Recht van voorrang bij schutting hebben, in de hierna genoemde volgorde:
- a.
schepen van toezichthoudende ambtenaren en brandweerboten die in verband met spoedeisende redenen van dienstvervulling onderweg zijn;
- b.
schepen waaraan de bevoegde autoriteit het recht van voorrang bij schutting heeft toegekend.

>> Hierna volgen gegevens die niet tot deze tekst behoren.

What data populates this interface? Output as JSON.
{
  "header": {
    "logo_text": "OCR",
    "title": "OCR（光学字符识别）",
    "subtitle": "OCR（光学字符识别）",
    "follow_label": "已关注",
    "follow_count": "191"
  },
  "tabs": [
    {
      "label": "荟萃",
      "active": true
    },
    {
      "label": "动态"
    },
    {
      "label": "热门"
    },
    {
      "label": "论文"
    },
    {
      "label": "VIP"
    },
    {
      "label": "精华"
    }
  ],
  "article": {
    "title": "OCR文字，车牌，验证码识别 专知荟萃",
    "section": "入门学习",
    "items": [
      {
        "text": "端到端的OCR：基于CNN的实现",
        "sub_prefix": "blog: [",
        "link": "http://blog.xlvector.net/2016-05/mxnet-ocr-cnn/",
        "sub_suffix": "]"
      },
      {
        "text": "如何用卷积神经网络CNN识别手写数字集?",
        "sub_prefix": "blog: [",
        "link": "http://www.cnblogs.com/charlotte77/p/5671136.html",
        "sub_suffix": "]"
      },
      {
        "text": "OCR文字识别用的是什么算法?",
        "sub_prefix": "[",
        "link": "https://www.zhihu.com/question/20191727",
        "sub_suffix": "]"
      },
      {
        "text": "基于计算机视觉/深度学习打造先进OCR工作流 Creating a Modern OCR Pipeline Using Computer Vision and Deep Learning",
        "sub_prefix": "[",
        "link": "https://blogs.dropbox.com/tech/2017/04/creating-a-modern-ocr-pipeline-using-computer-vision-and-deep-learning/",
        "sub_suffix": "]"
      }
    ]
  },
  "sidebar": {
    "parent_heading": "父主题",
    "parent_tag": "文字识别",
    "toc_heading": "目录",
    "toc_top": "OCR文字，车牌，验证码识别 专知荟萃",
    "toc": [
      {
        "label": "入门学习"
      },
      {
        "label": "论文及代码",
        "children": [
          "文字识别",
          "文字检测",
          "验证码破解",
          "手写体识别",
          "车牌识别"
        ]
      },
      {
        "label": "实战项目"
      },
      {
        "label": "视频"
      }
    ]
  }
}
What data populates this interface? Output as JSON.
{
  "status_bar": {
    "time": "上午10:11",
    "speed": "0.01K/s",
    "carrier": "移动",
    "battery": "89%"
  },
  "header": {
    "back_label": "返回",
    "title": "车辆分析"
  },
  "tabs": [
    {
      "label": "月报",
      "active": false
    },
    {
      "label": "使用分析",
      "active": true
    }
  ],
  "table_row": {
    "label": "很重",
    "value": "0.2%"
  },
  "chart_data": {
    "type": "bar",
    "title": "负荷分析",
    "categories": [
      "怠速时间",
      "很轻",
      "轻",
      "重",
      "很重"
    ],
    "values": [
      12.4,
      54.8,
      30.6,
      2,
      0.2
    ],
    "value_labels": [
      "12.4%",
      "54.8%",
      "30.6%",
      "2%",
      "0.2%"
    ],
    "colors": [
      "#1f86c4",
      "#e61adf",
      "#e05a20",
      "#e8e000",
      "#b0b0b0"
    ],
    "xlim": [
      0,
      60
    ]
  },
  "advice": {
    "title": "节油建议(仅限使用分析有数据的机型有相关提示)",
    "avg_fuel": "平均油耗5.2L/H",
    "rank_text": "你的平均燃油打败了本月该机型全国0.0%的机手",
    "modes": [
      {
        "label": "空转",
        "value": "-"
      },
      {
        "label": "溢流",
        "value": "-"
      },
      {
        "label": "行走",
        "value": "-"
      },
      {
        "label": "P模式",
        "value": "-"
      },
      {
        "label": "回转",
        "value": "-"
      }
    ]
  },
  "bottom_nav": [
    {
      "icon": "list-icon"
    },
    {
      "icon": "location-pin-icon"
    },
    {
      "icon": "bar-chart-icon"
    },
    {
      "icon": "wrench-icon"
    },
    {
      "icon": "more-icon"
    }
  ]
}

Schepen die het recht van voorrang bij schutting hebben dienen dit tijdig per marifoon kenbaar te maken.
6.
De kapitein of schipper is verplicht te zorgen dat bij het invaren van een sluis de nodige meertrossen gereed worden gehouden. De kapitein van een zeeschip is bovendien verplicht te zorgen dat aan boord en op de wal het nodige daartoe bekwame personeel aanwezig is om die trossen aan te nemen en vast te maken.
7.
Het is verboden zeilen te voeren bij het naderen van de wachtplaatsen, bij het in- of uitvaren van een sluis en tijdens het schutten.
8.
In een sluis:
- a.
moet een schip ligplaats nemen binnen de door stopstrepen of op andere wijze aangegeven grenzen;
- b.
moet tijdens het vullen en het ledigen van de sluiskolk en totdat het uitvaren van de sluis wordt toegestaan een schip zodanig zijn gemeerd en moet het zijn meerdraden zodanig vieren of doorhalen, dat het niet de sluismuren, de sluisdeuren, de beschermingsinrichtingen of andere schepen kan beschadigen;
- c.
mag een schip slechts voorwerpen die niet kunnen zinken als wrijfhout gebruiken;
- d.
mag een schip geen water op het sluisterrein of op andere schepen storten of laten vloeien;
- e.
mag een schip, zodra het is gemeerd en totdat het uitvaren van de sluis wordt toegestaan, geen gebruik maken van de voortstuwingsmiddelen.
9.
Op een wachtplaats van een sluis en in een sluis moet een schip een zijwaartse afstand van ten minste 10 meter in acht nemen ten opzichte van een schip dat een blauw licht of een blauwe kegel, bedoeld in artikel 25, tweede lid, onder a, hetzij een rood licht of de seinvlag ‘B’, bedoeld in artikel 25, eerste lid, voert. Deze verplichting geldt niet voor schepen die hetzelfde licht of dagmerk voeren.
10.
Een schip dat twee of drie blauwe lichten dan wel twee of drie blauwe kegels, bedoeld in artikel 25, tweede lid onder b en c, voert, mag een sluis niet invaren indien het niet afzonderlijk zou worden geschut. Een ander schip mag een sluis niet invaren indien het samen met een schip dat deze lichten of dagmerken voert, zou worden geschut. Het voorgaande is niet van toepassing op schepen die onderling hetzelfde sein voeren.
11.
Een schip dat een blauw licht of een blauwe kegel, bedoeld in artikel 25, tweede lid onder a, hetzij een rood licht of de seinvlag ‘B’, bedoeld in artikel 25, eerste lid, voert, mag een sluis niet invaren indien het samen met een passagiersschip zou worden geschut. Een passagiersschip mag een sluis niet invaren indien het samen met een schip dat deze lichten of dagmerken voert, zou worden geschut.
12.
De bevoegde autoriteit kan in afwijking van het negende, tiende en elfde lid anders bepalen.